|Photo by Steven Christy / OKC Barons
Team Canada's National Junior Team got the good news they were hoping for Saturday as Ryan Nugent-Hopkins
announced that his shoulder is good to go.
As a result, the 19-year-old will be attending the program's World Junior Selection Camp next week in Calgary and -- barring a quick turn in the currently stalled CBA negotiations between the NHL and NHLPA -- will be a centerpiece to one of the greatest U-20 teams in Canadian history (2005, at the moment, still holds its place as the best in my books).
Nugent-Hopkins has spent the past week in Edmonton for what his agent, Rick Valette of Octagon Sports, described as a "simple check-up."
Thirty-seven players were invited to the selection camp last Monday, but RNH wanted to spend his week off getting treatment in the ongoing rehabilitation process before committing one way or the other.
"It's something I always watched at Christmas time," Nugent-Hopkins said smiling as I caught up with him Saturday afternoon at Rexall Place. "Growing up, usually you're busying yourself with the anticipation of Christmas itself, but I was always looking forward to sitting down with my family and watching the World Juniors. Plus, I'm Canadian -- I think every Canadian watches it religiously."
Can't argue with that.
Whether you're playing in it or not (and most of us aren't), the World Junior Championship creates lasting memories. Edmonton Oil Kings goaltender Laurent Brossoit spoke highly of Carey Price's heroic work in a shootout against the Americans in 2007. He was sensational.
So was Jonathan Toews, who scored three goals and was described as "unbelievable" by TSN announcers Gord Miller and Pierre McGuire. Toews scored last, while Price made a stop at the other end to send Canada past the Americans and into the gold medal game.
"I remember that," said Nugent-Hopkins. "It's absolutely incredible what he did. I'd never seen Toews up close and on such a big level like that, so it was actually pretty motivating. It's one of those situations where you watch it, take in and are like, ‘Maybe that could be me one day.' You don't start believing it until you see something that like. I'd always loved the World Juniors, always watched it like I said -- but I fell in love with it even more after watching that shootout."
Nugent-Hopkins previously had a chance to crack Canada's World Junior roster in 2010, but he couldn't survive cut-down day at the selection camp. He wasn't ready, some argued. Part of it may have been due to the extremely high level of intensity, which was something he'd yet to experience as one of the younger players at camp.

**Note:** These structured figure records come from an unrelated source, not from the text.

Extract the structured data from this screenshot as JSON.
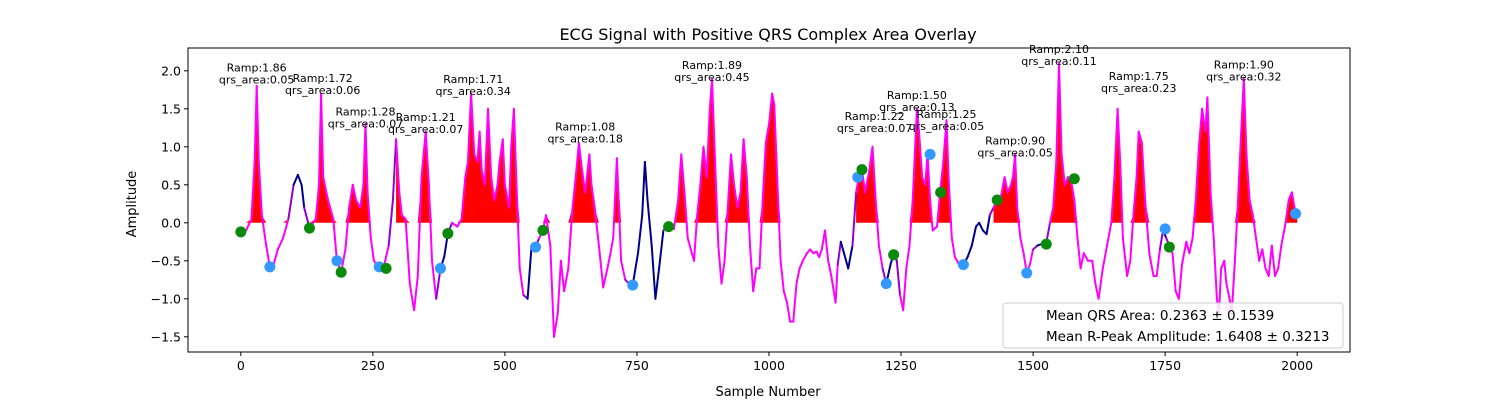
{
  "chart_data": {
    "type": "line",
    "title": "ECG Signal with Positive QRS Complex Area Overlay",
    "xlabel": "Sample Number",
    "ylabel": "Amplitude",
    "xlim": [
      -100,
      2100
    ],
    "ylim": [
      -1.7,
      2.3
    ],
    "xticks": [
      0,
      250,
      500,
      750,
      1000,
      1250,
      1500,
      1750,
      2000
    ],
    "xtick_labels": [
      "0",
      "250",
      "500",
      "750",
      "1000",
      "1250",
      "1500",
      "1750",
      "2000"
    ],
    "yticks": [
      -1.5,
      -1.0,
      -0.5,
      0.0,
      0.5,
      1.0,
      1.5,
      2.0
    ],
    "ytick_labels": [
      "−1.5",
      "−1.0",
      "−0.5",
      "0.0",
      "0.5",
      "1.0",
      "1.5",
      "2.0"
    ],
    "grid": false,
    "legend_position": "bottom-right",
    "legend": [
      "Mean QRS Area: 0.2363 ± 0.1539",
      "Mean R-Peak Amplitude: 1.6408 ± 0.3213"
    ],
    "signal": [
      [
        0,
        -0.12
      ],
      [
        10,
        -0.1
      ],
      [
        20,
        0.05
      ],
      [
        26,
        0.8
      ],
      [
        30,
        1.8
      ],
      [
        34,
        0.8
      ],
      [
        40,
        0.1
      ],
      [
        48,
        -0.3
      ],
      [
        55,
        -0.58
      ],
      [
        62,
        -0.55
      ],
      [
        70,
        -0.35
      ],
      [
        80,
        -0.2
      ],
      [
        90,
        0.05
      ],
      [
        100,
        0.5
      ],
      [
        108,
        0.63
      ],
      [
        115,
        0.5
      ],
      [
        120,
        0.2
      ],
      [
        130,
        -0.07
      ],
      [
        142,
        0.05
      ],
      [
        148,
        0.5
      ],
      [
        152,
        1.7
      ],
      [
        156,
        0.6
      ],
      [
        165,
        0.3
      ],
      [
        175,
        0.05
      ],
      [
        182,
        -0.5
      ],
      [
        190,
        -0.65
      ],
      [
        198,
        -0.35
      ],
      [
        205,
        0.2
      ],
      [
        212,
        0.5
      ],
      [
        218,
        0.3
      ],
      [
        226,
        0.2
      ],
      [
        232,
        0.5
      ],
      [
        236,
        1.3
      ],
      [
        240,
        0.4
      ],
      [
        246,
        -0.2
      ],
      [
        252,
        -0.5
      ],
      [
        260,
        -0.58
      ],
      [
        270,
        -0.6
      ],
      [
        280,
        -0.3
      ],
      [
        288,
        0.3
      ],
      [
        294,
        1.1
      ],
      [
        300,
        0.4
      ],
      [
        305,
        0.1
      ],
      [
        312,
        0.05
      ],
      [
        320,
        -0.8
      ],
      [
        328,
        -1.15
      ],
      [
        335,
        -0.7
      ],
      [
        342,
        0.6
      ],
      [
        350,
        1.2
      ],
      [
        356,
        0.5
      ],
      [
        362,
        -0.5
      ],
      [
        370,
        -1.0
      ],
      [
        378,
        -0.6
      ],
      [
        385,
        -0.45
      ],
      [
        392,
        -0.14
      ],
      [
        400,
        0.0
      ],
      [
        410,
        -0.05
      ],
      [
        418,
        0.05
      ],
      [
        425,
        0.6
      ],
      [
        430,
        0.8
      ],
      [
        436,
        1.7
      ],
      [
        442,
        0.9
      ],
      [
        448,
        0.8
      ],
      [
        452,
        1.2
      ],
      [
        456,
        0.7
      ],
      [
        462,
        0.5
      ],
      [
        468,
        1.5
      ],
      [
        474,
        0.6
      ],
      [
        480,
        0.3
      ],
      [
        486,
        0.5
      ],
      [
        490,
        0.8
      ],
      [
        496,
        1.1
      ],
      [
        500,
        0.5
      ],
      [
        508,
        0.2
      ],
      [
        512,
        1.0
      ],
      [
        517,
        1.5
      ],
      [
        522,
        0.5
      ],
      [
        528,
        -0.6
      ],
      [
        535,
        -0.95
      ],
      [
        543,
        -1.0
      ],
      [
        550,
        -0.35
      ],
      [
        558,
        -0.32
      ],
      [
        565,
        -0.2
      ],
      [
        572,
        -0.1
      ],
      [
        578,
        0.1
      ],
      [
        586,
        -0.3
      ],
      [
        593,
        -1.5
      ],
      [
        600,
        -1.2
      ],
      [
        606,
        -0.5
      ],
      [
        612,
        -0.9
      ],
      [
        620,
        -0.6
      ],
      [
        628,
        0.2
      ],
      [
        634,
        0.6
      ],
      [
        640,
        1.05
      ],
      [
        646,
        0.7
      ],
      [
        652,
        0.4
      ],
      [
        660,
        0.9
      ],
      [
        664,
        0.5
      ],
      [
        670,
        0.2
      ],
      [
        678,
        -0.3
      ],
      [
        686,
        -0.85
      ],
      [
        694,
        -0.6
      ],
      [
        700,
        -0.4
      ],
      [
        705,
        -0.2
      ],
      [
        712,
        0.85
      ],
      [
        720,
        -0.5
      ],
      [
        728,
        -0.75
      ],
      [
        735,
        -0.8
      ],
      [
        742,
        -0.82
      ],
      [
        752,
        -0.4
      ],
      [
        760,
        0.1
      ],
      [
        765,
        0.8
      ],
      [
        770,
        0.3
      ],
      [
        778,
        -0.3
      ],
      [
        785,
        -1.0
      ],
      [
        792,
        -0.6
      ],
      [
        800,
        -0.1
      ],
      [
        810,
        0.0
      ],
      [
        820,
        -0.08
      ],
      [
        828,
        0.3
      ],
      [
        834,
        0.9
      ],
      [
        840,
        0.4
      ],
      [
        846,
        -0.2
      ],
      [
        852,
        -0.35
      ],
      [
        858,
        -0.5
      ],
      [
        864,
        0.1
      ],
      [
        870,
        0.5
      ],
      [
        876,
        1.0
      ],
      [
        882,
        0.6
      ],
      [
        888,
        1.5
      ],
      [
        892,
        1.89
      ],
      [
        898,
        0.8
      ],
      [
        904,
        -0.3
      ],
      [
        910,
        -0.8
      ],
      [
        916,
        -0.5
      ],
      [
        922,
        0.2
      ],
      [
        928,
        0.9
      ],
      [
        934,
        0.5
      ],
      [
        940,
        0.2
      ],
      [
        946,
        0.4
      ],
      [
        952,
        1.1
      ],
      [
        958,
        0.6
      ],
      [
        964,
        -0.3
      ],
      [
        970,
        -0.9
      ],
      [
        976,
        -0.6
      ],
      [
        982,
        -0.6
      ],
      [
        988,
        0.3
      ],
      [
        994,
        1.05
      ],
      [
        1000,
        1.3
      ],
      [
        1006,
        1.7
      ],
      [
        1010,
        1.55
      ],
      [
        1016,
        0.5
      ],
      [
        1022,
        -0.5
      ],
      [
        1028,
        -0.9
      ],
      [
        1034,
        -1.05
      ],
      [
        1040,
        -1.3
      ],
      [
        1046,
        -1.3
      ],
      [
        1052,
        -0.8
      ],
      [
        1058,
        -0.6
      ],
      [
        1064,
        -0.5
      ],
      [
        1072,
        -0.4
      ],
      [
        1078,
        -0.35
      ],
      [
        1084,
        -0.4
      ],
      [
        1090,
        -0.38
      ],
      [
        1095,
        -0.45
      ],
      [
        1100,
        -0.35
      ],
      [
        1106,
        -0.1
      ],
      [
        1112,
        -0.5
      ],
      [
        1118,
        -0.7
      ],
      [
        1126,
        -1.05
      ],
      [
        1130,
        -0.55
      ],
      [
        1136,
        -0.25
      ],
      [
        1142,
        -0.4
      ],
      [
        1150,
        -0.6
      ],
      [
        1158,
        -0.3
      ],
      [
        1165,
        0.4
      ],
      [
        1170,
        0.6
      ],
      [
        1176,
        0.7
      ],
      [
        1182,
        0.4
      ],
      [
        1190,
        0.7
      ],
      [
        1196,
        1.0
      ],
      [
        1202,
        0.3
      ],
      [
        1208,
        -0.3
      ],
      [
        1215,
        -0.6
      ],
      [
        1222,
        -0.8
      ],
      [
        1230,
        -0.55
      ],
      [
        1236,
        -0.4
      ],
      [
        1242,
        -0.5
      ],
      [
        1248,
        -0.95
      ],
      [
        1254,
        -1.15
      ],
      [
        1260,
        -0.6
      ],
      [
        1266,
        -0.3
      ],
      [
        1272,
        0.3
      ],
      [
        1276,
        0.9
      ],
      [
        1280,
        1.5
      ],
      [
        1284,
        1.2
      ],
      [
        1290,
        0.6
      ],
      [
        1296,
        0.5
      ],
      [
        1300,
        0.9
      ],
      [
        1305,
        0.3
      ],
      [
        1310,
        -0.1
      ],
      [
        1318,
        -0.05
      ],
      [
        1324,
        0.4
      ],
      [
        1330,
        0.8
      ],
      [
        1336,
        1.35
      ],
      [
        1340,
        0.6
      ],
      [
        1346,
        -0.2
      ],
      [
        1352,
        -0.45
      ],
      [
        1360,
        -0.55
      ],
      [
        1368,
        -0.55
      ],
      [
        1376,
        -0.45
      ],
      [
        1384,
        -0.3
      ],
      [
        1392,
        -0.05
      ],
      [
        1398,
        0.0
      ],
      [
        1405,
        -0.1
      ],
      [
        1412,
        -0.15
      ],
      [
        1418,
        0.1
      ],
      [
        1425,
        0.2
      ],
      [
        1432,
        0.3
      ],
      [
        1438,
        0.3
      ],
      [
        1446,
        0.6
      ],
      [
        1452,
        0.4
      ],
      [
        1458,
        0.5
      ],
      [
        1462,
        0.6
      ],
      [
        1466,
        0.9
      ],
      [
        1470,
        0.2
      ],
      [
        1476,
        -0.2
      ],
      [
        1482,
        -0.4
      ],
      [
        1488,
        -0.66
      ],
      [
        1494,
        -0.55
      ],
      [
        1500,
        -0.35
      ],
      [
        1508,
        -0.3
      ],
      [
        1516,
        -0.28
      ],
      [
        1524,
        -0.3
      ],
      [
        1532,
        0.0
      ],
      [
        1538,
        0.2
      ],
      [
        1544,
        0.8
      ],
      [
        1549,
        2.1
      ],
      [
        1554,
        0.9
      ],
      [
        1560,
        0.5
      ],
      [
        1566,
        0.6
      ],
      [
        1572,
        0.55
      ],
      [
        1578,
        0.3
      ],
      [
        1584,
        -0.2
      ],
      [
        1590,
        -0.6
      ],
      [
        1596,
        -0.4
      ],
      [
        1604,
        -0.5
      ],
      [
        1612,
        -0.5
      ],
      [
        1618,
        -0.8
      ],
      [
        1624,
        -1.0
      ],
      [
        1632,
        -0.6
      ],
      [
        1640,
        -0.3
      ],
      [
        1648,
        0.0
      ],
      [
        1654,
        0.6
      ],
      [
        1660,
        1.5
      ],
      [
        1665,
        0.8
      ],
      [
        1670,
        -0.2
      ],
      [
        1678,
        -0.7
      ],
      [
        1684,
        -0.5
      ],
      [
        1690,
        0.1
      ],
      [
        1696,
        0.6
      ],
      [
        1700,
        1.2
      ],
      [
        1706,
        1.05
      ],
      [
        1712,
        0.3
      ],
      [
        1720,
        -0.4
      ],
      [
        1728,
        -0.7
      ],
      [
        1734,
        -0.7
      ],
      [
        1740,
        -0.35
      ],
      [
        1746,
        -0.1
      ],
      [
        1752,
        -0.2
      ],
      [
        1758,
        -0.3
      ],
      [
        1764,
        -0.4
      ],
      [
        1770,
        -0.9
      ],
      [
        1776,
        -1.0
      ],
      [
        1782,
        -0.55
      ],
      [
        1790,
        -0.25
      ],
      [
        1796,
        -0.4
      ],
      [
        1802,
        -0.2
      ],
      [
        1808,
        0.3
      ],
      [
        1814,
        1.0
      ],
      [
        1820,
        1.5
      ],
      [
        1826,
        1.2
      ],
      [
        1830,
        1.65
      ],
      [
        1836,
        0.4
      ],
      [
        1842,
        -0.2
      ],
      [
        1848,
        -1.0
      ],
      [
        1852,
        -1.2
      ],
      [
        1856,
        -0.6
      ],
      [
        1862,
        -0.5
      ],
      [
        1866,
        -0.8
      ],
      [
        1872,
        -1.0
      ],
      [
        1876,
        -1.2
      ],
      [
        1882,
        -0.5
      ],
      [
        1888,
        0.3
      ],
      [
        1894,
        1.2
      ],
      [
        1899,
        1.9
      ],
      [
        1904,
        0.9
      ],
      [
        1910,
        0.3
      ],
      [
        1916,
        0.1
      ],
      [
        1922,
        -0.2
      ],
      [
        1928,
        -0.5
      ],
      [
        1934,
        -0.35
      ],
      [
        1940,
        -0.6
      ],
      [
        1946,
        -0.7
      ],
      [
        1952,
        -0.3
      ],
      [
        1958,
        -0.7
      ],
      [
        1964,
        -0.6
      ],
      [
        1970,
        -0.3
      ],
      [
        1978,
        0.0
      ],
      [
        1984,
        0.3
      ],
      [
        1990,
        0.4
      ],
      [
        1995,
        0.2
      ],
      [
        2000,
        0.12
      ]
    ],
    "positive_area_color": "#ff0000",
    "line_colors": {
      "normal": "#00008b",
      "qrs": "#ff00ff",
      "transition": "#9400d3"
    },
    "qrs_segments": [
      [
        0,
        90
      ],
      [
        130,
        280
      ],
      [
        290,
        370
      ],
      [
        400,
        540
      ],
      [
        560,
        730
      ],
      [
        810,
        1130
      ],
      [
        1165,
        1220
      ],
      [
        1245,
        1360
      ],
      [
        1420,
        1500
      ],
      [
        1525,
        1740
      ],
      [
        1755,
        2000
      ]
    ],
    "onset_markers_green": [
      [
        0,
        -0.12
      ],
      [
        130,
        -0.07
      ],
      [
        190,
        -0.65
      ],
      [
        275,
        -0.6
      ],
      [
        392,
        -0.14
      ],
      [
        572,
        -0.1
      ],
      [
        810,
        -0.05
      ],
      [
        1176,
        0.7
      ],
      [
        1236,
        -0.42
      ],
      [
        1325,
        0.4
      ],
      [
        1432,
        0.3
      ],
      [
        1525,
        -0.28
      ],
      [
        1578,
        0.58
      ],
      [
        1758,
        -0.32
      ]
    ],
    "offset_markers_blue": [
      [
        55,
        -0.58
      ],
      [
        182,
        -0.5
      ],
      [
        262,
        -0.58
      ],
      [
        378,
        -0.6
      ],
      [
        558,
        -0.32
      ],
      [
        742,
        -0.82
      ],
      [
        1168,
        0.6
      ],
      [
        1222,
        -0.8
      ],
      [
        1305,
        0.9
      ],
      [
        1368,
        -0.55
      ],
      [
        1488,
        -0.66
      ],
      [
        1750,
        -0.08
      ],
      [
        1997,
        0.12
      ]
    ],
    "annotations": [
      {
        "x": 30,
        "y": 1.86,
        "ramp": "Ramp:1.86",
        "area": "qrs_area:0.05"
      },
      {
        "x": 155,
        "y": 1.72,
        "ramp": "Ramp:1.72",
        "area": "qrs_area:0.06"
      },
      {
        "x": 236,
        "y": 1.28,
        "ramp": "Ramp:1.28",
        "area": "qrs_area:0.07"
      },
      {
        "x": 350,
        "y": 1.21,
        "ramp": "Ramp:1.21",
        "area": "qrs_area:0.07"
      },
      {
        "x": 440,
        "y": 1.71,
        "ramp": "Ramp:1.71",
        "area": "qrs_area:0.34"
      },
      {
        "x": 652,
        "y": 1.08,
        "ramp": "Ramp:1.08",
        "area": "qrs_area:0.18"
      },
      {
        "x": 892,
        "y": 1.89,
        "ramp": "Ramp:1.89",
        "area": "qrs_area:0.45"
      },
      {
        "x": 1200,
        "y": 1.22,
        "ramp": "Ramp:1.22",
        "area": "qrs_area:0.07"
      },
      {
        "x": 1280,
        "y": 1.5,
        "ramp": "Ramp:1.50",
        "area": "qrs_area:0.13"
      },
      {
        "x": 1336,
        "y": 1.25,
        "ramp": "Ramp:1.25",
        "area": "qrs_area:0.05"
      },
      {
        "x": 1466,
        "y": 0.9,
        "ramp": "Ramp:0.90",
        "area": "qrs_area:0.05"
      },
      {
        "x": 1549,
        "y": 2.1,
        "ramp": "Ramp:2.10",
        "area": "qrs_area:0.11"
      },
      {
        "x": 1700,
        "y": 1.75,
        "ramp": "Ramp:1.75",
        "area": "qrs_area:0.23"
      },
      {
        "x": 1899,
        "y": 1.9,
        "ramp": "Ramp:1.90",
        "area": "qrs_area:0.32"
      }
    ]
  }
}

"It's way more intense," he said. "It's probably like an NHL playoff game based on the way guys were competing at camp. You only play so many games in the tournament and each one means -- well, everything. If you lose a game, you either don't have a very good shot at the title or you're out altogether. The intensity is brought on because there's so much riding on every game.
"I would have loved to have made the team then," Nugent-Hopkins added. "I thought I had a decent camp -- but I could have been a lot better. When I returned to Red Deer, I started to play a lot better and that might have helped my stock rise as the season went on. I guess it all worked out and I'm happy with the player I became.
"Going through that experience helped quite a bit."
Nugent-Hopkins has spent the 2012-13 season with the AHL's Oklahoma City Barons with his Oilers linemates Taylor Hall and Jordan Eberle – both have represented Canada at the World Juniors and have been urging their teammate to go. It's a once-in-a-lifetime opportunity for many and, as a 19-year-old, this will be RNH's last shot.
"I've talked to them both quite a bit about it," Nugent-Hopkins said. "They've both said it was a great experience and an opportunity that seemed to spring their careers to the next level.
"Not to mention Ebs talks about that goal he scored (vs. Russia in 2009 with 5.4 seconds on the clock to tie it up) all the time -- he brags about it all the time," RNH laughed.
Well, let's be honest, it was a big one. In fact, 2009 was the last time Canada won gold. Maybe another Baron is needed to make it happen once more.
While an appearance at the World Junior Championship hadn't been in the cards, Nugent-Hopkins is no stranger to the high-pressure international play in recent seasons. He won gold with Team Canada at the 2010 Ivan Hlinka Tournament and, most recently, picked up six points in seven games at the 2012 World Hockey Championship in Helsinki, Finland.
Then there's the experience of centering the top line of a National Hockey League squad at age 18. No big deal, right?
"I'd never had a chance to put on a Canadian sweater and step up on the world stage at the Ivan Hlinka like that was pretty cool," Nugent-Hopkins said. "It was a great experience. We had a great team over there and, obviously, every time you play for Canada you want to play for gold. We were lucky enough to get that opportunity.
"Now I'm lucky enough to get another chance on an even bigger stage."